Another area of the law that reflects the assumptions and normative theory justifying the law is the law of tort--the standard lawsuit. The key concept in the law of tort is negligence. This is another area where the law comes into our daily decisions in important ways. We should know the difference between negligence and recklessness in law.
The mens rea component of legal liability has a series of gradations.
Why is that? It uses what is called the "reasonable man" rule.
What would a reasonable man with ordinary capacities have done in that circumstance? In other words, negligence brings us back to the assumptions that justify the rule of law. We are capable of rationally projecting and making plans and envisioning consequences. Our legal responsibilities are drawn against the assumption of that basic capacity.
The standard is complicated a little by considerations of our professional role. So it is not merely the standard average man's capacity to predict consequence when we decide if a medical doctor was negligent. There the responsibility is relative to the standards of the profession. It is also relative to the level of general and professional knowledge. Our liability changes as we learn more things, say about aids. What counts as an unreasonable risk depends on what is known about how the disease is spread etc.
This is an aspect of capacity responsibility. The essential question to answer is could the defendant have known or done something to prevent the harm? It is not actual her actual state of mind, but objective standards of care and capacity responsibility that are at issue.

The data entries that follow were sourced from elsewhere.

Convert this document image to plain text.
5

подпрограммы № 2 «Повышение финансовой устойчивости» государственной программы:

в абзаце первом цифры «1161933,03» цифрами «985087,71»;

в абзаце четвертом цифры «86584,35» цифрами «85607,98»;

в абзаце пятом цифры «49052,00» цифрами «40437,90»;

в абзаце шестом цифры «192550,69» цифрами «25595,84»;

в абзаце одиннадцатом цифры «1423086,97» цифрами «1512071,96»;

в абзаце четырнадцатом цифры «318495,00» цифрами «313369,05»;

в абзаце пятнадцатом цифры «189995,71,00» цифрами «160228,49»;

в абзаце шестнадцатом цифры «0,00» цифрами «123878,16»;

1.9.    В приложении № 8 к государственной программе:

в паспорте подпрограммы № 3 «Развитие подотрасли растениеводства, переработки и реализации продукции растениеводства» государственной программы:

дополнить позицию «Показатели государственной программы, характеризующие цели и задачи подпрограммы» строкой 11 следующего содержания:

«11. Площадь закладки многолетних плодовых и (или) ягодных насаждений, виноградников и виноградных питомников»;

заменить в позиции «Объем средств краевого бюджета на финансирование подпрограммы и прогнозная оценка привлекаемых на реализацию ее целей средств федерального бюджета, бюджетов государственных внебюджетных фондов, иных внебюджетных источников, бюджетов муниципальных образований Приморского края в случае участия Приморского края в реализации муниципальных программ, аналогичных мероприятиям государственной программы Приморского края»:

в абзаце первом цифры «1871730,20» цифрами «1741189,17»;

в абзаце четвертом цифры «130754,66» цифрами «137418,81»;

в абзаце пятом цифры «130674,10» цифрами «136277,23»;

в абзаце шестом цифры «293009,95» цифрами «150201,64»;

Reasonable person standard is central to many legal issues. Law is made for rational, planning, projecting, predicting etc. beings. Many aspects presuppose a standard ability to do this and expects us to exercise that capacity. Another example is ignorance of the law. It is not an excuse in law because we could have known and a normal rational adult would have known.
The crucial aspect of negligence is the risk created that should have been appreciated by normal standards. The liability is limited to aspects of risk created by negligence. The example with which Keeton starts illustrates this. If you place poison on a shelf in a restaurant, you create a negligent risk. Poison in a food preparation area might cause harm to someone by mistaken use as an ingredient. Now suppose the box explodes from the heat in the kitchen. The risk that is rationally predictable is the poisoning risk, not the exploding risk. A negligent actor is legally responsible for that harm and only that harm, of which the negligence is a cause in fact.

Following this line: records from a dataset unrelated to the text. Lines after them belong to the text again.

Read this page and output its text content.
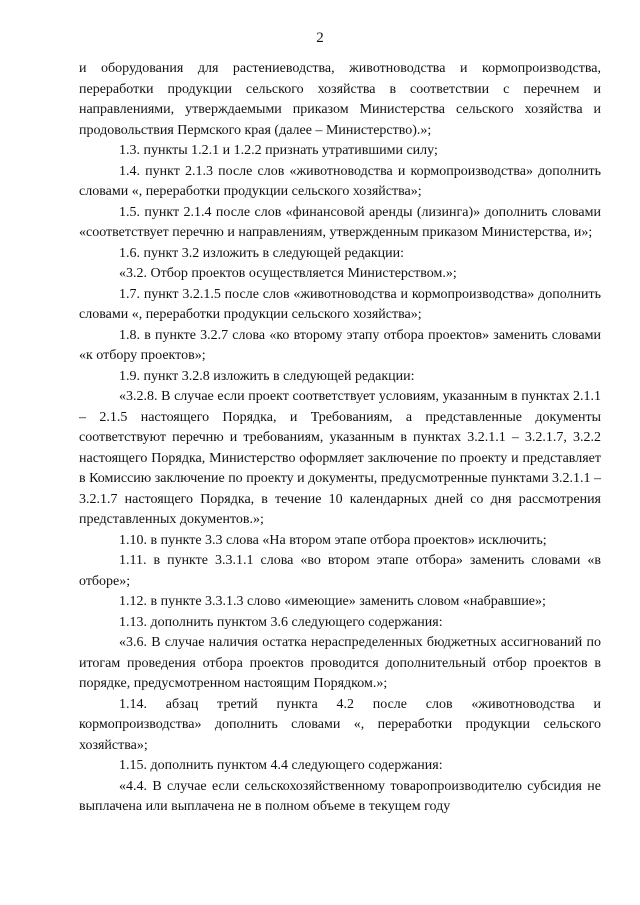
2

и оборудования для растениеводства, животноводства и кормопроизводства, переработки продукции сельского хозяйства в соответствии с перечнем и направлениями, утверждаемыми приказом Министерства сельского хозяйства и продовольствия Пермского края (далее – Министерство).»;

1.3. пункты 1.2.1 и 1.2.2 признать утратившими силу;

1.4. пункт 2.1.3 после слов «животноводства и кормопроизводства» дополнить словами «, переработки продукции сельского хозяйства»;

1.5. пункт 2.1.4 после слов «финансовой аренды (лизинга)» дополнить словами «соответствует перечню и направлениям, утвержденным приказом Министерства, и»;

1.6. пункт 3.2 изложить в следующей редакции:

«3.2. Отбор проектов осуществляется Министерством.»;

1.7. пункт 3.2.1.5 после слов «животноводства и кормопроизводства» дополнить словами «, переработки продукции сельского хозяйства»;

1.8. в пункте 3.2.7 слова «ко второму этапу отбора проектов» заменить словами «к отбору проектов»;

1.9. пункт 3.2.8 изложить в следующей редакции:

«3.2.8. В случае если проект соответствует условиям, указанным в пунктах 2.1.1 – 2.1.5 настоящего Порядка, и Требованиям, а представленные документы соответствуют перечню и требованиям, указанным в пунктах 3.2.1.1 – 3.2.1.7, 3.2.2 настоящего Порядка, Министерство оформляет заключение по проекту и представляет в Комиссию заключение по проекту и документы, предусмотренные пунктами 3.2.1.1 – 3.2.1.7 настоящего Порядка, в течение 10 календарных дней со дня рассмотрения представленных документов.»;

1.10. в пункте 3.3 слова «На втором этапе отбора проектов» исключить;

1.11. в пункте 3.3.1.1 слова «во втором этапе отбора» заменить словами «в отборе»;

1.12. в пункте 3.3.1.3 слово «имеющие» заменить словом «набравшие»;

1.13. дополнить пунктом 3.6 следующего содержания:

«3.6. В случае наличия остатка нераспределенных бюджетных ассигнований по итогам проведения отбора проектов проводится дополнительный отбор проектов в порядке, предусмотренном настоящим Порядком.»;

1.14. абзац третий пункта 4.2 после слов «животноводства и кормопроизводства» дополнить словами «, переработки продукции сельского хозяйства»;

1.15. дополнить пунктом 4.4 следующего содержания:

«4.4. В случае если сельскохозяйственному товаропроизводителю субсидия не выплачена или выплачена не в полном объеме в текущем году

A similar case would be a truck loaded with explosives and no warning sign runs over someone. The truck caused a harm, but the lack of warning did not create the risk of running over someone. It did allow the truck to start out earlier and if it had been a minute later the accident would not have happened. So the conduct was a cause in fact, but not linked to the rationally predictable risk. This is another case where we limit causation to the considerations that could have been predicted, are significant and do not involve an independent and unpredictable conjunction of events.
The negligence rule, like insanity rule we will discuss next, has undergone several versions trying to get the implicit principle formulated correctly. The simple formulation is that negligence is a cause in fact of the harm. That allows some ambiguity--the negligence in placing the poison there was a cause in fact of the explosion harm. A less ambiguous formulation to deal with that is that the negligent aspect of the conduct is a cause in fact. But it may be difficult to sort out aspects of conduct. The third formulation focuses on the set of harms that are negligently risked. Then if the actual harm brought about by the conduct falls in this set the actor is liable by reason of negligence for damages.